I think posters were getting frustrated by the OP ignoring their advice @dexterslockedintheshedagain.

The responce below says it all really:

Seriously, you are ignoring the comments directing you to the fact this person is abusive, wants you for the money you give him, and the (occasional) sex. Yet here you still are, interacting. You KNOW what the solution is. But, despite still asking and stil being told, you are expecting someone to validate your choices.

Thisgroupneverceasestoamazeme · 18/08/2022 08:45

@DinaofCloud9 what a ridiculous thing to say…anyone can be a victim of DV. It’s a harmful stereotype to assume there’s a certain ‘type’ of woman who wouldn’t.

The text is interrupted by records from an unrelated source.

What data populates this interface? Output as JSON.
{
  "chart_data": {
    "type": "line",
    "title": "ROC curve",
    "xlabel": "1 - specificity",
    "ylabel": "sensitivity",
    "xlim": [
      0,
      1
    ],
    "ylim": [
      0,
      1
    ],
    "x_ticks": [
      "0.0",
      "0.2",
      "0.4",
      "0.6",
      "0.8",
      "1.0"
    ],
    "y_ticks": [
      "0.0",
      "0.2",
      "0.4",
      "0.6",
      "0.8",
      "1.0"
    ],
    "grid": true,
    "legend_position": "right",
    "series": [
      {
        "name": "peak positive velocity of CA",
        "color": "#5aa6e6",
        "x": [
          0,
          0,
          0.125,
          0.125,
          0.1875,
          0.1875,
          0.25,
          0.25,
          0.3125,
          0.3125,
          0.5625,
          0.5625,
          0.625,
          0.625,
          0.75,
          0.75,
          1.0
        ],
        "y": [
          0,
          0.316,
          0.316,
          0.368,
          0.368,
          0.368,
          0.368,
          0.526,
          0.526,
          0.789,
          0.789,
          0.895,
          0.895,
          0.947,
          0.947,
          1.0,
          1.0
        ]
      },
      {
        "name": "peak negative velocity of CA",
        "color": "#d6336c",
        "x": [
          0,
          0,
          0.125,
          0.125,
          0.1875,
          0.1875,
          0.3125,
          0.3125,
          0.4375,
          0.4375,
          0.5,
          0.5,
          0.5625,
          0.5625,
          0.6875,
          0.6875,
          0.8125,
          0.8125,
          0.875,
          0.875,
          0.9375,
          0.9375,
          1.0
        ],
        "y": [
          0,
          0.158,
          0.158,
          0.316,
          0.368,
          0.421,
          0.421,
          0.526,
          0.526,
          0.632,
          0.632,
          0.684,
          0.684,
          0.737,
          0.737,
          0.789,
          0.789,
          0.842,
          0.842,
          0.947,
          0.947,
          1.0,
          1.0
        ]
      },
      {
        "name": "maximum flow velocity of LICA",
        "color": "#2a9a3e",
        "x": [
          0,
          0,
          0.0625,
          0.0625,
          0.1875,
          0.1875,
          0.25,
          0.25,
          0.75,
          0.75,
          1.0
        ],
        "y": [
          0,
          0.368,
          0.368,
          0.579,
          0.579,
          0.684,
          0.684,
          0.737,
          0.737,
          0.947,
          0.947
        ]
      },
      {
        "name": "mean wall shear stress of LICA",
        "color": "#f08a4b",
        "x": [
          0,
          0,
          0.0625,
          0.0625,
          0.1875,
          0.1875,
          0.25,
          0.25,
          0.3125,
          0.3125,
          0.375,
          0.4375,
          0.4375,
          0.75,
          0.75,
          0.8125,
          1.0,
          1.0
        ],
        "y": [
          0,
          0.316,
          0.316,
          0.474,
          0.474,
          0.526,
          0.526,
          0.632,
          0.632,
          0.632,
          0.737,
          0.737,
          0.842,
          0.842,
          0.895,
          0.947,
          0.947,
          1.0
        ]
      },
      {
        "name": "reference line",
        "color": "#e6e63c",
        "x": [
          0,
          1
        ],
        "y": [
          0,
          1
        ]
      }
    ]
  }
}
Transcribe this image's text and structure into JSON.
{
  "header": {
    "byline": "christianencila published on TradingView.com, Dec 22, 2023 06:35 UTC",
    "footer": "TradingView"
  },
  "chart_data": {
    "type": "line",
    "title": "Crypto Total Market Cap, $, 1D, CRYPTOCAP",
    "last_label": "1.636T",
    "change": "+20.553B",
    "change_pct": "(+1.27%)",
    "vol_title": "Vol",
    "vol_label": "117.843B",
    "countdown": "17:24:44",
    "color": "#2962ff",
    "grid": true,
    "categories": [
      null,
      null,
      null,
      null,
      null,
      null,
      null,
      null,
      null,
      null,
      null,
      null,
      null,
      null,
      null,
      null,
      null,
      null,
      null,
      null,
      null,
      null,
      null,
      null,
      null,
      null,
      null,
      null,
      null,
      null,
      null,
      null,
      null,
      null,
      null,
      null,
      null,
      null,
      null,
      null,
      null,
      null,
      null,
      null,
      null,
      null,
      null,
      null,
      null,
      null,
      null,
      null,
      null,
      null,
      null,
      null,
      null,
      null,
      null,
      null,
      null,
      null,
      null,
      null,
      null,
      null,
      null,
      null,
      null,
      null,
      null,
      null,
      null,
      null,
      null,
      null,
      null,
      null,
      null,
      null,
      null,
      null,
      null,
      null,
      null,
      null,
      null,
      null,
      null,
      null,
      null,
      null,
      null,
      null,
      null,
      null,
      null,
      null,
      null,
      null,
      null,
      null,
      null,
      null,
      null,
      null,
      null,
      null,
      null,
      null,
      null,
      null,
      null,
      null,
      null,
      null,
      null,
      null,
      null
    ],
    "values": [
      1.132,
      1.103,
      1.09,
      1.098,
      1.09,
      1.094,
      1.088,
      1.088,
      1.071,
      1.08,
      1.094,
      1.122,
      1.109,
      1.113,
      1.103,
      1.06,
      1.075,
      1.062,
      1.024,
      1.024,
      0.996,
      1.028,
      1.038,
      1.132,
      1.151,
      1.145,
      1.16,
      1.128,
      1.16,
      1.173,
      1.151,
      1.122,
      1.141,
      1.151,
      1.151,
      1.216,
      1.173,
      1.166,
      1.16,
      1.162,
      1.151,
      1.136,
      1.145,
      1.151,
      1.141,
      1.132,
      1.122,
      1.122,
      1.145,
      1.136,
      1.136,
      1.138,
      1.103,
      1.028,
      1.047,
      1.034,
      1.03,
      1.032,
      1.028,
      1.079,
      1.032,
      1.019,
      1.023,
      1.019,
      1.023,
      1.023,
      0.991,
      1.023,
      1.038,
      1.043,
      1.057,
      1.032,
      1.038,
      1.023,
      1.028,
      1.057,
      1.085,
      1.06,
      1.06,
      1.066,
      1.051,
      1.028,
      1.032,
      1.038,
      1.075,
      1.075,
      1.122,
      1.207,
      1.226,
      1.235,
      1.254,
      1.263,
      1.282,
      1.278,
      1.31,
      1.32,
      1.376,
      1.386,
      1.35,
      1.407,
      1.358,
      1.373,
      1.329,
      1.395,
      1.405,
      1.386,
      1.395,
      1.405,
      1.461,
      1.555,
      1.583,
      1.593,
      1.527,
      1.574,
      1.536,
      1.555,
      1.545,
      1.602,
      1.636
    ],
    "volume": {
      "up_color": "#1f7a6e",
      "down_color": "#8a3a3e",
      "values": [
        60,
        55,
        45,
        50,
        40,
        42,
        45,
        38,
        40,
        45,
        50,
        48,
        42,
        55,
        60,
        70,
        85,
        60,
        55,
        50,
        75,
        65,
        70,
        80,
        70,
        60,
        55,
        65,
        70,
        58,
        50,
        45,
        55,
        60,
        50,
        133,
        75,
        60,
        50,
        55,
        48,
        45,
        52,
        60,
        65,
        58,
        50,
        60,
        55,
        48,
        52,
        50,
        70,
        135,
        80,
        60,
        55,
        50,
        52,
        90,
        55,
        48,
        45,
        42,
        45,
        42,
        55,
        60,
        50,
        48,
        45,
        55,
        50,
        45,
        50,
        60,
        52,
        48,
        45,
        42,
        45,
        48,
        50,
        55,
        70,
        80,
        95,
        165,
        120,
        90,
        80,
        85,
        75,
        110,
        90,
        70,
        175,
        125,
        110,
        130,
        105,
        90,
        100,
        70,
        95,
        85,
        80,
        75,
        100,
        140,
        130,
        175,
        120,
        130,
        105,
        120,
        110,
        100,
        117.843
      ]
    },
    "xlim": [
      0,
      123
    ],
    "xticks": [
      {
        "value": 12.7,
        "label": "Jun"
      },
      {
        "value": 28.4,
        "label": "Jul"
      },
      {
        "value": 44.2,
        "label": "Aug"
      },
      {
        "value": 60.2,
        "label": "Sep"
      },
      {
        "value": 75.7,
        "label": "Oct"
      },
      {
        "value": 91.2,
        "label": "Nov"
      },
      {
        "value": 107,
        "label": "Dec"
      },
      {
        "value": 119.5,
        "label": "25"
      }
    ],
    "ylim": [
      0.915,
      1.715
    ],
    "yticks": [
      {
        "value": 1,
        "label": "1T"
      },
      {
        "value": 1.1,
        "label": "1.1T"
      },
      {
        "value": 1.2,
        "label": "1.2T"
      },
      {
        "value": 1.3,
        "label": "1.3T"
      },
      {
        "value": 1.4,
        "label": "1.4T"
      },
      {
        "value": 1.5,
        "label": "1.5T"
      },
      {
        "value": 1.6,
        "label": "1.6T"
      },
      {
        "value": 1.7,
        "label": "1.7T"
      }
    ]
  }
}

also, Beyoncé wrote a whole album about Jay-Z’s infidelity so we know she ‘puts up’ with things that other women might not 🙄

Liz1tummypain · 18/08/2022 09:03

galaxymilkshake · 17/08/2022 18:54

I cannot leave him. He would not let me. Even if I do, I would face the repercussions. He would stalk me, he knows where my close family members work, he would demand answers from then - or worse maybe hurts them, I don't know but I cannot put them in that position. I have to continue to talk to him so he doesn't suspect anything- just till I feel safe enough to just block. I cannot afford to get beaten up right now, I need to support my mum and I need to work.

This is a controlling coercive relationship. Please seek help . You won’t be able to get out of it without proper help. Take care x

hardboiledeggs · 18/08/2022 09:10

Please log all this with the police, this man in dangerous. Keep safe.